Parte 3: O “ganha-ganha” das empresas com a financeirização da natureza
Parte 4: Mas afinal, quem está por trás desses crimes?

HISTÓRIAS
1) O cerco explicado em um mapa
2) Um porto entalado na boca do rio
3) Antes do porto chegar (se chegar), chegaram já os impactos
4) Posto de saúde e escola quilombola: a luta muda a vida
5) Curuaúna: de um lado, a soja; do outro, a soja também
6) O rosto estampado na camiseta
7) A noite das motos
8) [você está aqui] Se organizar, todo mundo luta

Alenquer é pequena, pouco mais de 50 mil habitantes. E é instável: prefeitos não tem o hábito de completar seus mandatos, já se tornou tradição. Naquele dia mesmo, enquanto Totó e Mara contavam histórias, o presidente da Câmara de Vereadores assumia o cargo de prefeito, em mais uma reviravolta da política local. Pois em determinado momento, anos atrás, indignados com a ausência de políticas públicas na região…

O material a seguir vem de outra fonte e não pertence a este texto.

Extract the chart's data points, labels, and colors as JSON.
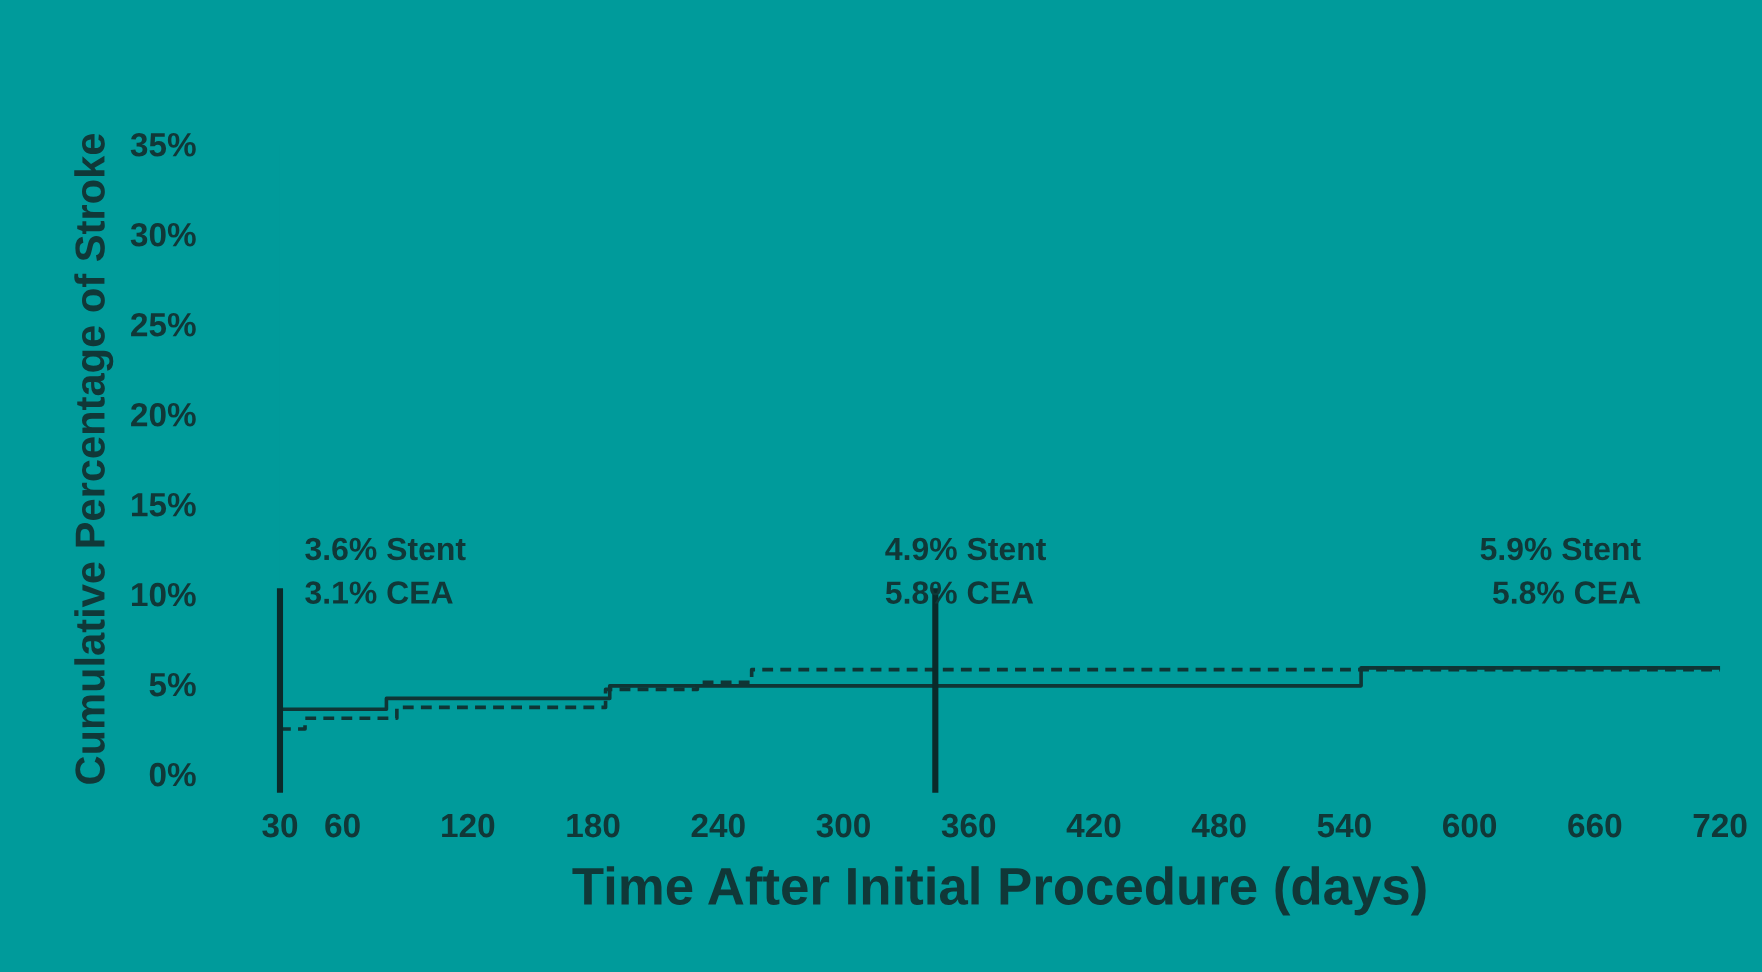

Uma pausa: Totó, que se chama João Gomes da Costa e tem 47 anos, olha o retrovisor e vê uma grande caminhonete branca ultrapassar. Já à frente do carro, ela passa a andar lentamente. Em seguida, acelera bruscamente e desaparece no horizonte. Mara, abreviação de Aldemara Ferreira de Jesus, 37 anos, percebe que a placa era de Santarém.

…indignados com a ausência de políticas públicas; com os salários atrasados das professoras e professores e dos profissionais da saúde; com a péssima condição das estradas; enfim, um pacote completo de indignações: aí que o povo resolveu trancar a estrada que dá acesso à cidade. Isso porque, antes, o prefeito se recusou em diversas ocasiões a dialogar – chegou a expulsar Totó e Mara de reuniões – e levou seu desinteresse a ponto de a estrada ter que ser trancada.

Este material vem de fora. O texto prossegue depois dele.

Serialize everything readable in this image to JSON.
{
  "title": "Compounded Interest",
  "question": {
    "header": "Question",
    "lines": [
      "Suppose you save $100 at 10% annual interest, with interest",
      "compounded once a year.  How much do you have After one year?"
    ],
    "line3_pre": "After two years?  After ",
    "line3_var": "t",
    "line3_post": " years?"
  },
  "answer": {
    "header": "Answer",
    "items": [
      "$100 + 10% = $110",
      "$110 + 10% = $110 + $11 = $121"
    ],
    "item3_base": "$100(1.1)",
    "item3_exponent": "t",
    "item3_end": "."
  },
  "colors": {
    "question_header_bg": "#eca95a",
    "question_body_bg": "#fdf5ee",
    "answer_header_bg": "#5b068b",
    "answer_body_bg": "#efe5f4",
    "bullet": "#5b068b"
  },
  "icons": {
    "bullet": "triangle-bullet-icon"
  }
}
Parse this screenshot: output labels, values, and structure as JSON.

Uma multidão de trabalhadoras e trabalhadores de diferentes áreas se aglomerou no local – estavam ali trabalhadoras e trabalhadores rurais, organizadas pelo sindicato, e também a classe de professores e da saúde, e os garis, e o pessoal da paróquia, era todo mundo mesmo – e aí rapidinho apareceu o prefeito e secretários e juiz e desembargador e ficou combinada uma reunião na Câmara de Vereadores mais tarde naquele dia. Combinou-se que apenas 50 representantes da sociedade civil poderiam entrar e apresentar suas demandas. Ok.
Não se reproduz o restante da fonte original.